Defense of the young sandpipers is different from many birds in that these young are precocial-that is, they leave the nest within a few hours of hatching and can run and feed themselves. This may be an adaptation for the open terrain with lots of predators in that they for part of the day they can spread out and hide easier than a nest full of nestlings.

Breeding locally in north-slope Alaska and the high arctic of western Canada, Buff-breasted Sandpipers migrate mainly through the Great Plains enroute to their wintering grounds in grasslands of northeastern Argentina, Uruguay, and southern Bolivia. They are usually found in migration and winter at traditional sites from year-to-year often in company of American Golden-Plovers, and Upland and White-rumped Sandpipers.

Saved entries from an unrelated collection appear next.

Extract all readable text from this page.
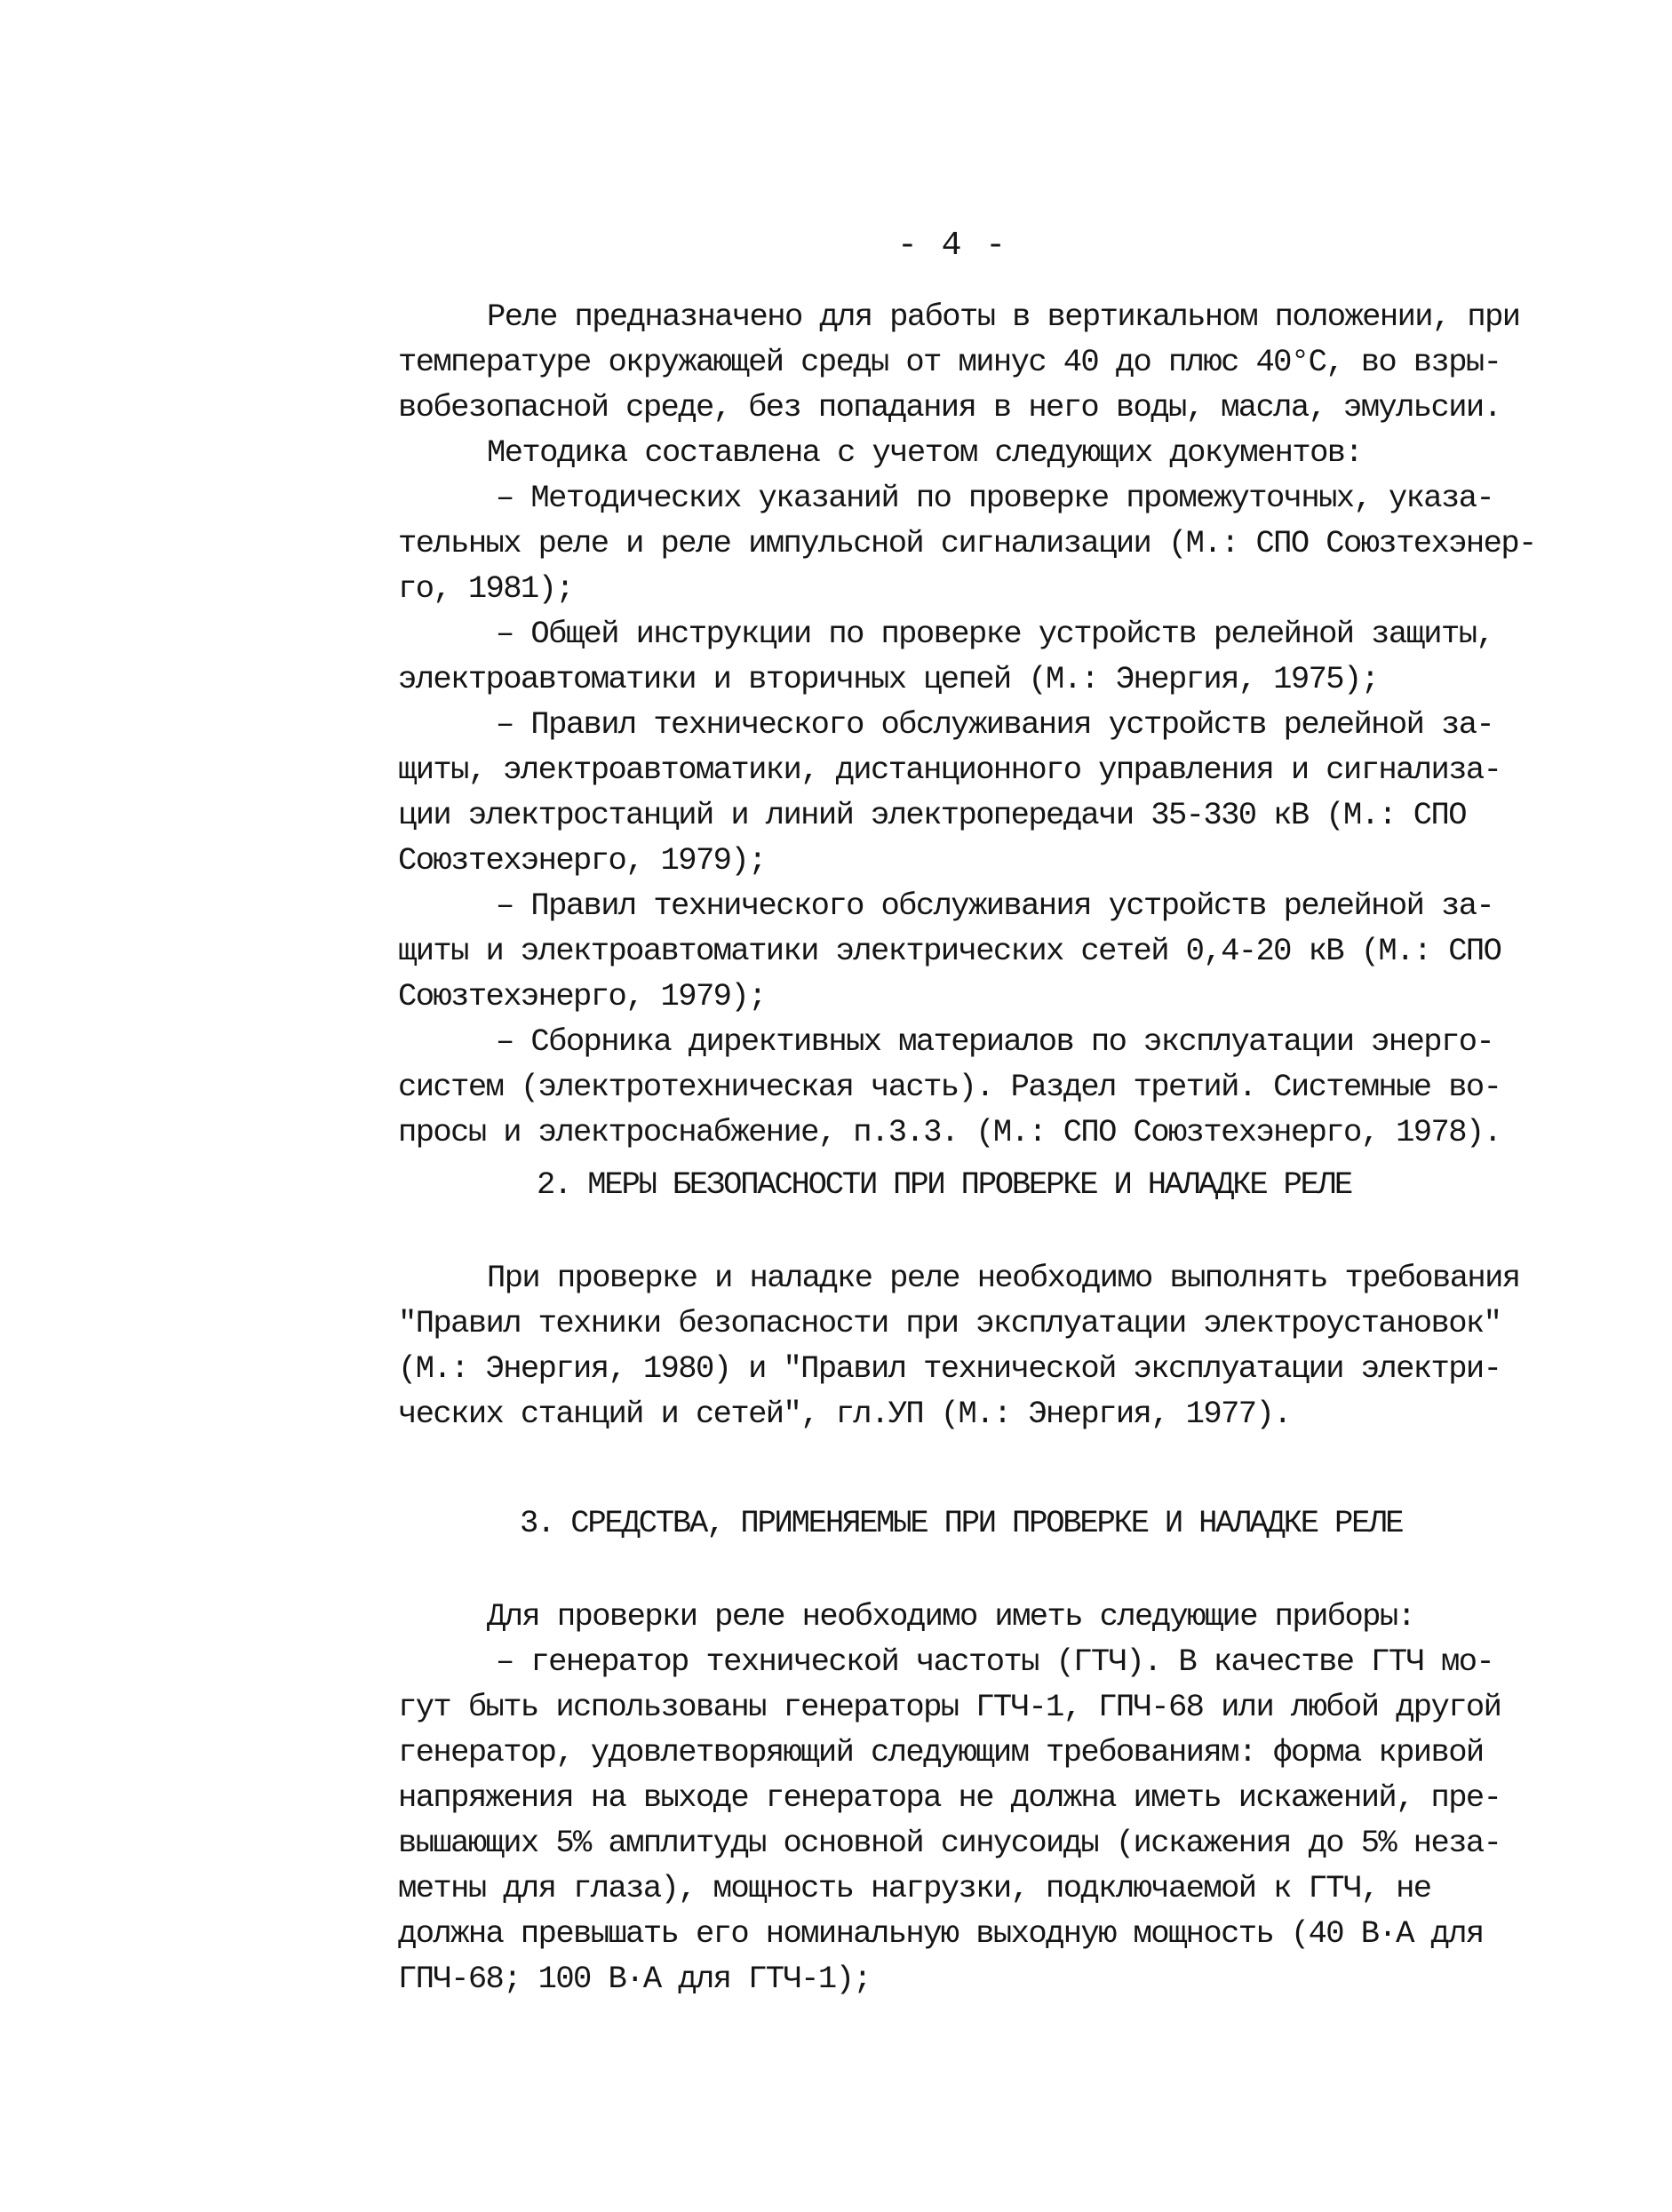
- 4 -
Реле предназначено для работы в вертикальном положении, при
температуре окружающей среды от минус 40 до плюс 40°С, во взры-
вобезопасной среде, без попадания в него воды, масла, эмульсии.
Методика составлена с учетом следующих документов:
– Методических указаний по проверке промежуточных, указа-
тельных реле и реле импульсной сигнализации (М.: СПО Союзтехэнер-
го, 1981);
– Общей инструкции по проверке устройств релейной защиты,
электроавтоматики и вторичных цепей (М.: Энергия, 1975);
– Правил технического обслуживания устройств релейной за-
щиты, электроавтоматики, дистанционного управления и сигнализа-
ции электростанций и линий электропередачи 35-330 кВ (М.: СПО
Союзтехэнерго, 1979);
– Правил технического обслуживания устройств релейной за-
щиты и электроавтоматики электрических сетей 0,4-20 кВ (М.: СПО
Союзтехэнерго, 1979);
– Сборника директивных материалов по эксплуатации энерго-
систем (электротехническая часть). Раздел третий. Системные во-
просы и электроснабжение, п.3.3. (М.: СПО Союзтехэнерго, 1978).
2. МЕРЫ БЕЗОПАСНОСТИ ПРИ ПРОВЕРКЕ И НАЛАДКЕ РЕЛЕ
При проверке и наладке реле необходимо выполнять требования
"Правил техники безопасности при эксплуатации электроустановок"
(М.: Энергия, 1980) и "Правил технической эксплуатации электри-
ческих станций и сетей", гл.УП (М.: Энергия, 1977).
3. СРЕДСТВА, ПРИМЕНЯЕМЫЕ ПРИ ПРОВЕРКЕ И НАЛАДКЕ РЕЛЕ
Для проверки реле необходимо иметь следующие приборы:
– генератор технической частоты (ГТЧ). В качестве ГТЧ мо-
гут быть использованы генераторы ГТЧ-1, ГПЧ-68 или любой другой
генератор, удовлетворяющий следующим требованиям: форма кривой
напряжения на выходе генератора не должна иметь искажений, пре-
вышающих 5% амплитуды основной синусоиды (искажения до 5% неза-
метны для глаза), мощность нагрузки, подключаемой к ГТЧ, не
должна превышать его номинальную выходную мощность (40 В·А для
ГПЧ-68; 100 В·А для ГТЧ-1);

Favorite migration stopovers are short-grass pastures, dry ponds and even baseball diamonds, airports, lawns and other "grasslands".

Nowhere a common species, Buff-breasted Sandpipers rarely congregate but have been occasionally found in groups of 500-2200 in migration and on their wintering grounds. Their populations suffered tremendously from the settling of the Great Plains of North America and the Pampas of South America. Large numbers were shot by market hunters before legislation passed in 1918 (the Migratory Bird Treaty Act) and legislation in 1920 protecting them in Argentina. Concurrently, enormous areas of habitat were converted to agriculture. Protection of their key wintering areas is needed as well as locating and managing their important staging and migration stopover sites.